A primeira vez na história republicana do Brasil em que um governo em exercício transferiu pacificamente o poder para a oposição ocorreu em 1960 quando o presidente Juscelino Kubitschek, do Partido Social Democrático (PSD), cedeu o cargo para Jânio Quadros, da União Democrática Nacional (UDN). Desde a redemocratização até o atual momento, a transferência de poder para a oposição após a realização das eleições presidenciais ocorreu apenas em 1990 e 2003.

O primeiro caso foi quando José Sarney, do Partido do Movimento Democrático Brasileiro (PMDB), cedeu o poder para Fernando Collor de Mello, do Partido da Reconstrução Nacional (PRN), em 15 de março de 1990, após as primeiras eleições diretas para presidente desde a redemocratização. A vitória eleitoral de Collor de Mello contra Luiz Inácio Lula da Silva ocorreu em uma eleição caracterizada por elevadas incertezas políticas e econômicas. Além das persistentes crises inflacionárias, houve também vários escândalos políticos, incluindo o sequestro do empresário Abílio Diniz no dia da eleição do segundo turno daquele pleito.

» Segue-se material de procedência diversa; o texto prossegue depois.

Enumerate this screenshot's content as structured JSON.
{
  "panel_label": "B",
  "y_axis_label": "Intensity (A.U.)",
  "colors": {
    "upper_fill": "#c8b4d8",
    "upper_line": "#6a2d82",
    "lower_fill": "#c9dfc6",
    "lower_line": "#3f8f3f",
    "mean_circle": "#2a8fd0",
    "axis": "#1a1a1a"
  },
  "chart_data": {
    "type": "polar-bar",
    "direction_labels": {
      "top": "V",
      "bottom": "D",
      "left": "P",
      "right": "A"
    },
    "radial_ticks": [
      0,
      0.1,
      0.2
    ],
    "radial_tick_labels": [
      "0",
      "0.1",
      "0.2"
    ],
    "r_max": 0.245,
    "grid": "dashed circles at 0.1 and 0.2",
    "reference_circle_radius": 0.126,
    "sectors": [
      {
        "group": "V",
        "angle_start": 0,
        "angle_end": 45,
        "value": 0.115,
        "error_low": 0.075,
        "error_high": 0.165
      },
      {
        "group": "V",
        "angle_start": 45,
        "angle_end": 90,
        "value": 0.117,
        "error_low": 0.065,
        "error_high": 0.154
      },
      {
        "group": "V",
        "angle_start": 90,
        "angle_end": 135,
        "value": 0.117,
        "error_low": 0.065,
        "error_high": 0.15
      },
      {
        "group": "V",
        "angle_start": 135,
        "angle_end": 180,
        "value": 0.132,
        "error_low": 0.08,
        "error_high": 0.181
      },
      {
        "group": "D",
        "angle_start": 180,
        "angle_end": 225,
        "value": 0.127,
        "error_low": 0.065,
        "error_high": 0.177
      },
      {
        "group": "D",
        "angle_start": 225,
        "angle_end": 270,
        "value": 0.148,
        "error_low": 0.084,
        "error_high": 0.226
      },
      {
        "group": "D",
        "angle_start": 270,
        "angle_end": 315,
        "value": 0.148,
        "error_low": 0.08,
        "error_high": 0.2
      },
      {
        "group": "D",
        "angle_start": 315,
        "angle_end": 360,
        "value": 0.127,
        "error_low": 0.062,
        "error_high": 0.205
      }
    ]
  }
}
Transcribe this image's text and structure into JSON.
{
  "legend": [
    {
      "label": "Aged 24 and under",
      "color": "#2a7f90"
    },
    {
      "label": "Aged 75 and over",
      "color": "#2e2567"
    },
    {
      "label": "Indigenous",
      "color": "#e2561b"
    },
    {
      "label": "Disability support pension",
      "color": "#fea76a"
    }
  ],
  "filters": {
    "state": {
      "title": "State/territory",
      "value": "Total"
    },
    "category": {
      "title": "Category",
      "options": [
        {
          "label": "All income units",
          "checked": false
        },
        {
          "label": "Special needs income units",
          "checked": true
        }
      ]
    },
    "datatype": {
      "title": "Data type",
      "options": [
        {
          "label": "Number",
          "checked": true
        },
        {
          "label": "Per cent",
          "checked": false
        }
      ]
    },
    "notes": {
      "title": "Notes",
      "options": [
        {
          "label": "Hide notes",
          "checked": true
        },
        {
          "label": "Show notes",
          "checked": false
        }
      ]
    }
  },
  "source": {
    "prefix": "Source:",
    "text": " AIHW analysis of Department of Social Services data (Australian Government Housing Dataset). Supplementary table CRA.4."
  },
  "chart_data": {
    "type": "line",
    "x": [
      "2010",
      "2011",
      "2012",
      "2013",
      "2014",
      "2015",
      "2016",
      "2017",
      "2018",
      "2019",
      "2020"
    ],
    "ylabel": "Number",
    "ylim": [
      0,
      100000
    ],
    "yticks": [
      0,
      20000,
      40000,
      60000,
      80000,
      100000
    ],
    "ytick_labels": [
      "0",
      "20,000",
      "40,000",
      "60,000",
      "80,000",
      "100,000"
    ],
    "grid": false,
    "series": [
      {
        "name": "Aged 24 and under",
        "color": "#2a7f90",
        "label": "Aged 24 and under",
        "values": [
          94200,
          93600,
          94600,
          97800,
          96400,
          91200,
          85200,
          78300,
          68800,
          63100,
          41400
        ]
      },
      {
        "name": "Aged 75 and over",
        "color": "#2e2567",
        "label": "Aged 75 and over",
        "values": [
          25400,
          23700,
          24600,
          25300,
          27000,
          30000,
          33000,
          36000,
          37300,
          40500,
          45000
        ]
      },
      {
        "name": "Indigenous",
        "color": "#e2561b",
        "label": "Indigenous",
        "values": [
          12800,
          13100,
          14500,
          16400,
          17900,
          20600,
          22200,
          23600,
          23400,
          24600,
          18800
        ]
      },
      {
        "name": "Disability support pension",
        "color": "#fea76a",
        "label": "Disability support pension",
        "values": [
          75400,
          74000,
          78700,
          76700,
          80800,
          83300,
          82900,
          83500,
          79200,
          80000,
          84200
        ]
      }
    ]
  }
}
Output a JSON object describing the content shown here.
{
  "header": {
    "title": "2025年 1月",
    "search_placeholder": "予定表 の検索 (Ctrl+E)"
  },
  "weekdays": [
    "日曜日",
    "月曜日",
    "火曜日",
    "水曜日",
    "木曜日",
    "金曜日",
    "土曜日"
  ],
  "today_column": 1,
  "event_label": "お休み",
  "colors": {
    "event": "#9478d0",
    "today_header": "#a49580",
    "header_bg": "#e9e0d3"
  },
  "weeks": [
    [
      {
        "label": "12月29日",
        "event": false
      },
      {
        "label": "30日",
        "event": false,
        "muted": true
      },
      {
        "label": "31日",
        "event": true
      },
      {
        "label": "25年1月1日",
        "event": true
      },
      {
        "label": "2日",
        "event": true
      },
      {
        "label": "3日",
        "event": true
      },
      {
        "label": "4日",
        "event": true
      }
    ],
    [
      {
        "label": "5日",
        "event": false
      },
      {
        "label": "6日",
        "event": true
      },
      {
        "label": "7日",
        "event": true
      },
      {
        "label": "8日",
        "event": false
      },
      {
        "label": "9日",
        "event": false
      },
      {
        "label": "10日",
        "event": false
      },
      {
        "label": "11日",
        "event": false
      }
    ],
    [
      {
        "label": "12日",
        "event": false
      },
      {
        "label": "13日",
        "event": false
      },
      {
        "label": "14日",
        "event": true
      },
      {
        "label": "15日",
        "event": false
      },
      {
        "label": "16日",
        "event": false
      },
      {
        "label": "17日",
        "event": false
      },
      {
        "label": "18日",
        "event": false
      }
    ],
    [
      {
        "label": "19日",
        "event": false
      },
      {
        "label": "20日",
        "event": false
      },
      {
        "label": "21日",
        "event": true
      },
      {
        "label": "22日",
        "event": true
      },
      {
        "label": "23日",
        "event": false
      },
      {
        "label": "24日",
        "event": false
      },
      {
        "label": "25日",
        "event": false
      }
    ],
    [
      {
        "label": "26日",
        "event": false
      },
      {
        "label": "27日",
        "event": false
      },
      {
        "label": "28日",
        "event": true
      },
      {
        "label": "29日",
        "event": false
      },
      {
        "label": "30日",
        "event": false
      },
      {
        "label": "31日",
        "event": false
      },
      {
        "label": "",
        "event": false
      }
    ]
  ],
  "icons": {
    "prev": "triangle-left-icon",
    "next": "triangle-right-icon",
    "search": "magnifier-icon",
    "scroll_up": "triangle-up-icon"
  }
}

O segundo caso foi quando Fernando Henrique Cardoso, do PSDB, cedeu a presidência para Luiz Inácio Lula da Silva Lula, do PT, em 1º de janeiro de 2003. O segundo mandato do presidente FHC foi menos exitoso que o primeiro. Na eleição de 2002, em um contexto de baixo crescimento econômico, a campanha eleitoral caracterizou-se pelas frequentes acusações de que a eleição do candidato da oposição levaria à instauração de uma economia socialista. Em sua Carta ao Povo Brasileiro, Lula mais do que buscou aliviar os temores do eleitorado com relação à transição. A carta foi divulgada para acalmar as preocupações do empresariado e do mercado mediante sua perspectiva de vitória eleitoral.

Nos outros casos de sucessão presidencial, não houve transferência de poder para o opositor. Ao contrário, neles houve transferência para um aliado ou reeleição. Foi o caso quando Itamar Franco cedeu o cargo para Fernando Henrique Cardoso (PSDB), seu ministro da Fazenda, ou os casos das eleições onde o mandatário ou seu partido foi reeleito como a eleição de 1998 de FHC, a reeleição de Lula em 2006, a eleição de Dilma, sucessora do mesmo partido que Luiz Inácio Lula da Silva, em 2010, e sua reeleição em 2014.

Outro caso relevante é o da eleição de 2018, porque a vitória de Bolsonaro não foi uma derrota da situação. Naquele ano, podemos afirmar que houve uma alternância no poder entre o Movimento Democrático Brasileiro (MDB) e o Partido Social Liberal (PSL), mas não houve alternância de poder entre a situação e a oposição. Michel Temer, do MDB, cedeu o poder para Jair Bolsonaro, que foi eleito presidente sendo naquele momento filiado ao PSL. No primeiro turno, o MDB lançou Henrique Meirelles como candidato à Presidência. O Meirelles, candidato da situação, ficou em sétimo lugar. No segundo turno, o MDB ficou neutro.

Este padrão histórico é importante ser destacado para nos lembrar que experiências de alternância de poder são relativamente escassas na história política brasileira desde a redemocratização. As tendências que observamos no nível federal também se afirmam nas transições entre governadores nos Estados da federação. Há poucas instâncias na maioria dos Estados no qual a oposição vence a disputa. O País está aprendendo e amadurecendo com a experiência de ceder o poder para a oposição.

Com a alternância no poder se materializando em 1º de janeiro de 2023, este fato representará um grande momento para a democracia brasileira. Será apenas a terceira vez que isso acontece desde a redemocratização. Porém, como insiste a ciência política, a posse de Luiz Inácio Lula da Silva não significa a consolidação do processo democrático. Pelo contrário, significa continuar a transição democrática e, como tal, se trata de uma obra em andamento. Afinal, logo após sua terceira vitória eleitoral, na recente campanha eleitoral para presidente do Brasil, Lula afirma: “Chegamos ao final de uma das mais importantes eleições da nossa história. Uma eleição que colocou frente a frente dois projetos opostos de país. E que hoje tem um único e grande vencedor: o povo brasileiro”.